Бытовые условия тоже оказались неплохими: даже в Берлине супруги не могли похвастаться электрическим холодильником, а здесь, судя по всему, такое устройство имелось в каждой семье. Кроме того (о радость!), здесь было очень легко согреть воду для пенной ванны, которую он любил принимать по утрам. Вокруг них простирались фермерские угодья штата Нью-Джерси, и цена двух яиц (которые он любил употреблять на завтрак в виде глазуньи) оказалась совершенно разумной. «Я тут великолепно устроился, – писал Эйнштейн давнему другу Максу Борну. – Зимую, как медведь в берлоге, и чувствую себя здесь дома – сильнее, чем когда-либо в моей пестрой жизни».

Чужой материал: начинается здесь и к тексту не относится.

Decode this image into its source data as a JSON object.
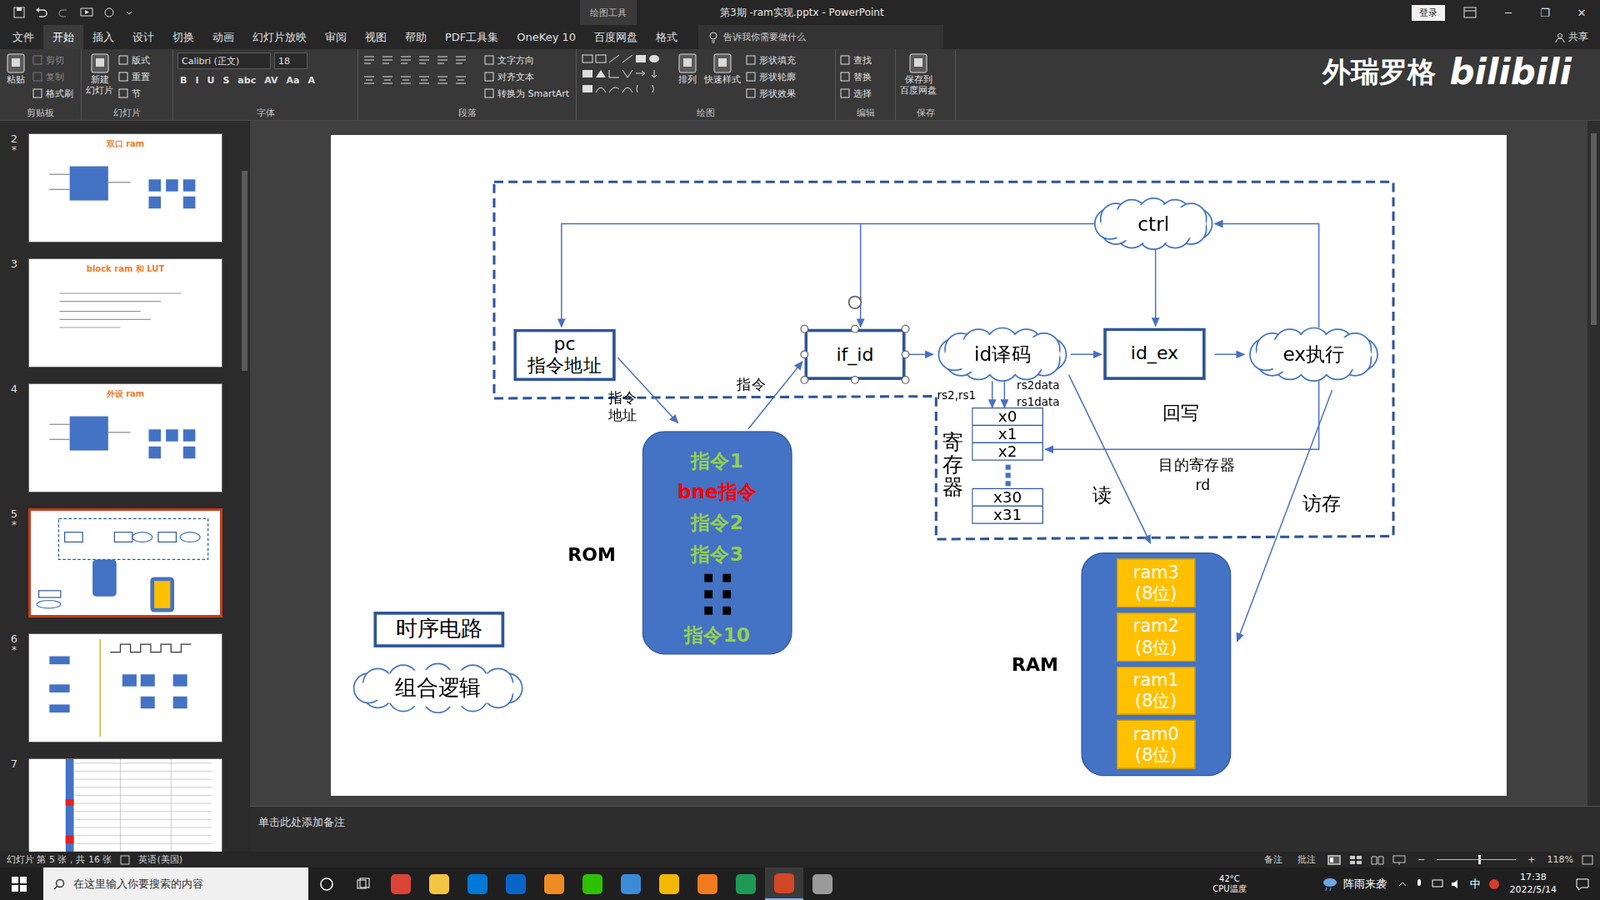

Но что-то было не так, что-то изменилось. Рассудок Эйнштейна, казалось, тоже отправился на зимовку. Великий физик постепенно удалялся от тонкой грани между упорством и упрямством, становясь все более косным и зашоренным. Сам он, конечно, не видел для себя альтернативы. «Я по-прежнему не верю, будто Господь бросает кости, – отмечал он, уже прожив в Америке несколько лет. – Ведь если бы он это делал, то занимался бы этим постоянно и равномерно, вовсе не придерживаясь какого-то графика, согласно которому он то играет, то не играет. Если бы он играл в кости, нам не нужно было бы отыскивать в природе какие-то законы».

Его друзья, оставшиеся в Европе, умоляли его пересмотреть эти воззрения. Ничто, решительно ничто не свидетельствовало в его пользу. Каждое новое научное открытие лишь подтверждало гипотезы Гейзенберга и Борна, их взгляд на вещи. Эти находки показывали: изучите мир во всех подробностях – и в самой его сердцевине вы все равно не обнаружите определенности, гарантированности, детерминизма. Напротив, там – первородный туман неопределенности, пусть даже с нашей «крупномасштабной» точки зрения такое и кажется невозможным.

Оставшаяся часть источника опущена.